Collie arrived each morning to whisk her ostrich-feather duster about the new furniture arrangement, offered the usual assortment of splendid salads for lunch, and yet I could tell that she understood the household to be under some manner of siege. She appeared pleased at the thought, involved in an important ordeal, inspired, perhaps, by my calm.

My career was unfolding. International calls imprinted themselves on my answering machine, and the planning chiefs of what the financial pages called “energy consortiums” and “communications empires” were planning visits to San Francisco. Notice of my career was printed not on the society pages, and not in a paragraph in a review of local art shows, but on the business pages. It was clear to me that not only was success coming my way, it was coming quite literally to my doorstep.

Time magazine flew its chief photographer in for a sitting. Vanity Fair magazine shot me playing frisbee with Nona at the Marina. The events of these days seemed sacred, devoid as they were of any taint of the uncanny. Rick, and his creditors, played no further part in my life for the time being. This was not unusual. It was typical of Rick to spin through my life with a vivid problem and then vanish.
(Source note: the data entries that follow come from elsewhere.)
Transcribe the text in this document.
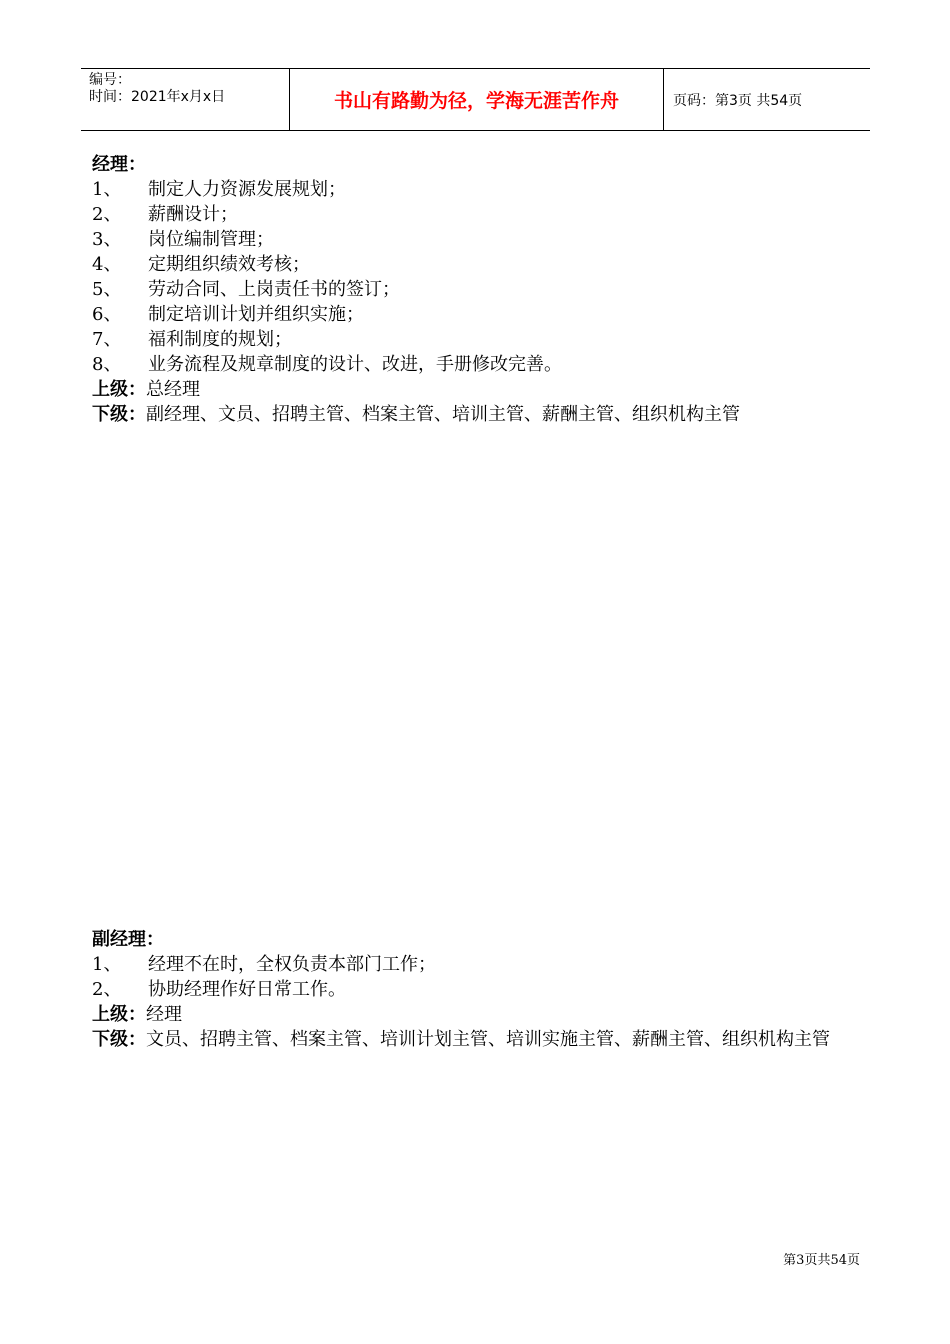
编号：
时间：2021年x月x日	书山有路勤为径，学海无涯苦作舟	页码：第3页 共54页
经理：
1、	制定人力资源发展规划；
2、	薪酬设计；
3、	岗位编制管理；
4、	定期组织绩效考核；
5、	劳动合同、上岗责任书的签订；
6、	制定培训计划并组织实施；
7、	福利制度的规划；
8、	业务流程及规章制度的设计、改进，手册修改完善。
上级： 总经理
下级： 副经理、文员、招聘主管、档案主管、培训主管、薪酬主管、组织机构主管
副经理：
1、	经理不在时，全权负责本部门工作；
2、	协助经理作好日常工作。
上级： 经理
下级： 文员、招聘主管、档案主管、培训计划主管、培训实施主管、薪酬主管、组织机构主管
第3页共54页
In all ways my life was becoming a chain of ordered, connected events. It is that characteristic of dailiness that makes us enjoy films, stories, even travel. We intuit that the flow of things, the episodic spill of occurrence, is the natural state of our lives. It is only when a death, or something flavored with death, takes place that we awaken.

People accepted DeVere’s death as a suicide. Collie suggested that people at the checkout at Lucky’s felt it was “bad conscience he couldn’t live with because he tried to hurt the Fieldses.” People doubted his death was murder, apparently, but would not have been terribly outraged if I had, in truth, taken DeVere’s life. When an article in the Sunday supplement referred to our family as “the modern day Borgias” it was intended as a compliment.

Fern was tight lipped. When I asked him what was wrong he would say, “Let me take care of it.” He would shake his head, keep driving, keep standing behind me at the art gallery, keep his place at the curb while Nona and I window shopped.

I glanced up from time to time to wonder if the van at the stoplight next to me was really a carpet cleaner’s. But with each lulling hour I was becoming tarnished, sleepy, returning to my faith in life.

I believed, as days followed one another, that the troubled times were behind us.